梁繞將手里的木觀音放在一旁的沙發上,雙手按著她的眼眶,愣是把淚給擠出來,大半都流在他的手背上,“傻子,你哭什么?”
她忽的踮起腳尖,輕吻住梁繞的唇,一冷一熱,她渾身一顫,然后害羞的跑上樓,卻不料跑的太急,棉衣袖子勾住欄桿上的金屬裝飾,“嘶拉”的一聲被撕裂,羽絨飛出來不少,她邊脫邊往房間跑,隨手把壞掉的外套塞進柜子的最下層,連同應朝生放進去的戒指。
樓下的梁繞,摸著自己被濡濕的唇,若有所思。
“錢呢?你去沒去找路路的家長。”院長揪著余音一頓罵,“你最近工作態度怎么回事,上手語課的時候一直笑,還一直玩手機怎么回事?”

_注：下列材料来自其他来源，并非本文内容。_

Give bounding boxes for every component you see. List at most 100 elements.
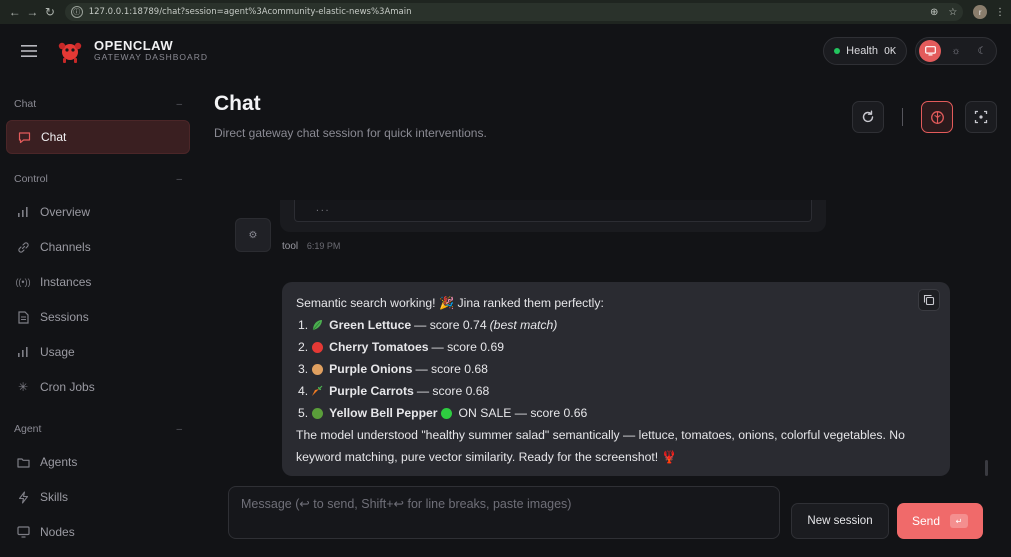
sidebar-item-skills[interactable]: Skills — [6, 480, 190, 514]
code-text: ... — [315, 204, 330, 213]
monitor-icon — [16, 525, 30, 539]
collapse-icon[interactable]: – — [176, 99, 182, 110]
health-value: OK — [883, 45, 896, 57]
tool-output-fragment: ... — [280, 200, 826, 232]
closing-text: The model understood "healthy summer sal… — [296, 428, 905, 464]
message-closing: The model understood "healthy summer sal… — [296, 424, 936, 468]
browser-toolbar: ← → ↻ ⓘ 127.0.0.1:18789/chat?session=age… — [0, 0, 1011, 24]
monitor-theme-icon[interactable] — [919, 40, 941, 62]
folder-icon — [16, 455, 30, 469]
health-status: Health OK — [823, 37, 907, 65]
sidebar-item-sessions[interactable]: Sessions — [6, 300, 190, 334]
item-number: 4. — [298, 384, 309, 398]
list-item: 1. Green Lettuce — score 0.74 (best matc… — [298, 314, 936, 336]
bar-chart-icon — [16, 205, 30, 219]
item-score: — score 0.68 — [416, 384, 490, 398]
back-icon[interactable]: ← — [6, 3, 24, 21]
gear-icon: ⚙ — [248, 229, 258, 241]
sidebar-item-usage[interactable]: Usage — [6, 335, 190, 369]
zap-icon — [16, 490, 30, 504]
sidebar-section-agent[interactable]: Agent – — [6, 419, 190, 439]
refresh-icon — [862, 110, 874, 123]
message-placeholder: Message (↩ to send, Shift+↩ for line bre… — [241, 497, 572, 511]
lettuce-icon — [311, 319, 323, 331]
radio-icon: ((•)) — [15, 277, 31, 287]
sun-theme-icon[interactable]: ☼ — [945, 40, 967, 62]
sidebar-item-cron-jobs[interactable]: ✳ Cron Jobs — [6, 370, 190, 404]
reload-icon[interactable]: ↻ — [41, 3, 59, 21]
sidebar-item-instances[interactable]: ((•)) Instances — [6, 265, 190, 299]
intro-text: Semantic search working! — [296, 296, 436, 310]
sidebar-section-control[interactable]: Control – — [6, 169, 190, 189]
brain-toggle-button[interactable] — [921, 101, 953, 133]
tomato-icon — [311, 341, 323, 353]
site-info-icon[interactable]: ⓘ — [70, 6, 83, 18]
sidebar-item-label: Agents — [40, 455, 78, 469]
profile-avatar[interactable]: r — [973, 5, 988, 19]
collapse-icon[interactable]: – — [176, 424, 182, 435]
loader-icon: ✳ — [17, 380, 29, 394]
section-label: Chat — [14, 98, 37, 110]
list-item: 2. Cherry Tomatoes — score 0.69 — [298, 336, 936, 358]
forward-icon[interactable]: → — [24, 3, 42, 21]
item-number: 1. — [298, 318, 309, 332]
item-score: ON SALE — score 0.66 — [458, 406, 588, 420]
sidebar-item-label: Usage — [40, 345, 75, 359]
assistant-message: Semantic search working! 🎉 Jina ranked t… — [282, 282, 950, 476]
browser-menu-icon[interactable]: ⋮ — [995, 7, 1005, 18]
item-number: 3. — [298, 362, 309, 376]
carrot-icon — [311, 385, 323, 397]
collapse-icon[interactable]: – — [176, 174, 182, 185]
sidebar-item-nodes[interactable]: Nodes — [6, 515, 190, 549]
sidebar-item-overview[interactable]: Overview — [6, 195, 190, 229]
address-bar[interactable]: ⓘ 127.0.0.1:18789/chat?session=agent%3Ac… — [64, 3, 964, 21]
item-score: — score 0.74 — [414, 318, 487, 332]
item-score: — score 0.69 — [431, 340, 504, 354]
theme-switcher: ☼ ☾ — [915, 37, 997, 65]
app-header: OPENCLAW GATEWAY DASHBOARD Health OK ☼ ☾ — [0, 24, 1011, 78]
focus-icon — [974, 110, 988, 124]
sidebar-section-chat[interactable]: Chat – — [6, 94, 190, 114]
focus-mode-button[interactable] — [965, 101, 997, 133]
item-note: (best match) — [489, 318, 558, 332]
zoom-icon[interactable]: ⊕ — [930, 7, 938, 18]
results-list: 1. Green Lettuce — score 0.74 (best matc… — [296, 314, 936, 424]
new-session-button[interactable]: New session — [791, 503, 889, 539]
brand: OPENCLAW GATEWAY DASHBOARD — [94, 38, 208, 63]
page-subtitle: Direct gateway chat session for quick in… — [214, 126, 487, 140]
message-input[interactable]: Message (↩ to send, Shift+↩ for line bre… — [228, 486, 780, 539]
bookmark-star-icon[interactable]: ☆ — [948, 7, 957, 18]
page-title: Chat — [214, 92, 261, 115]
sidebar-item-chat[interactable]: Chat — [6, 120, 190, 154]
message-intro: Semantic search working! 🎉 Jina ranked t… — [296, 292, 936, 314]
sidebar-item-agents[interactable]: Agents — [6, 445, 190, 479]
sidebar-item-label: Nodes — [40, 525, 75, 539]
app-subtitle: GATEWAY DASHBOARD — [94, 52, 208, 63]
refresh-button[interactable] — [852, 101, 884, 133]
list-item: 3. Purple Onions — score 0.68 — [298, 358, 936, 380]
bar-chart-icon — [16, 345, 30, 359]
app-title: OPENCLAW — [94, 38, 174, 54]
send-label: Send — [911, 514, 941, 528]
moon-theme-icon[interactable]: ☾ — [971, 40, 993, 62]
list-item: 4. Purple Carrots — score 0.68 — [298, 380, 936, 402]
brain-icon — [930, 110, 944, 124]
url-text[interactable]: 127.0.0.1:18789/chat?session=agent%3Acom… — [89, 7, 920, 17]
sidebar-item-channels[interactable]: Channels — [6, 230, 190, 264]
item-name: Green Lettuce — [329, 318, 412, 332]
tool-avatar: ⚙ — [235, 218, 271, 252]
item-score: — score 0.68 — [415, 362, 488, 376]
scrollbar-thumb[interactable] — [985, 460, 988, 476]
message-square-icon — [17, 130, 31, 144]
sidebar-item-label: Instances — [40, 275, 92, 289]
health-dot-icon — [834, 48, 841, 54]
menu-toggle-icon[interactable] — [14, 36, 44, 66]
copy-button[interactable] — [918, 289, 940, 311]
divider — [902, 108, 903, 126]
copy-icon — [923, 294, 935, 306]
link-icon — [16, 240, 30, 254]
send-button[interactable]: Send ↵ — [897, 503, 983, 539]
intro-after: Jina ranked them perfectly: — [457, 296, 604, 310]
item-name: Purple Onions — [329, 362, 413, 376]
onion-icon — [311, 363, 323, 375]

他氣的拍著辦公桌,坑坑洼洼的桌子上放著的掛歷都飛起來了,“手機拿來,我看看你整天給誰發?”
“我保證以后認真工作。”余音滿臉心虛。
院長黑著臉拿走余音的手機,讓余音解開鎖,找出上課時間發的消息。
“你給梁先生發了二十多條消息,還全是些表情包,每二十分鐘要發一條。”院長氣的腦仁疼,“他就回復了兩條在忙,你竟然還無聊到問他忙什么,他到現在都沒理你。”
余音漲紅了臉,像是早戀被抓住了似的。
“我不懂你們新婚小夫妻,但我懂人話啊,人家沒空理你,別再打攪人家了。”院長把手機還給余音,“整天這么高興,小心樂極生悲你。”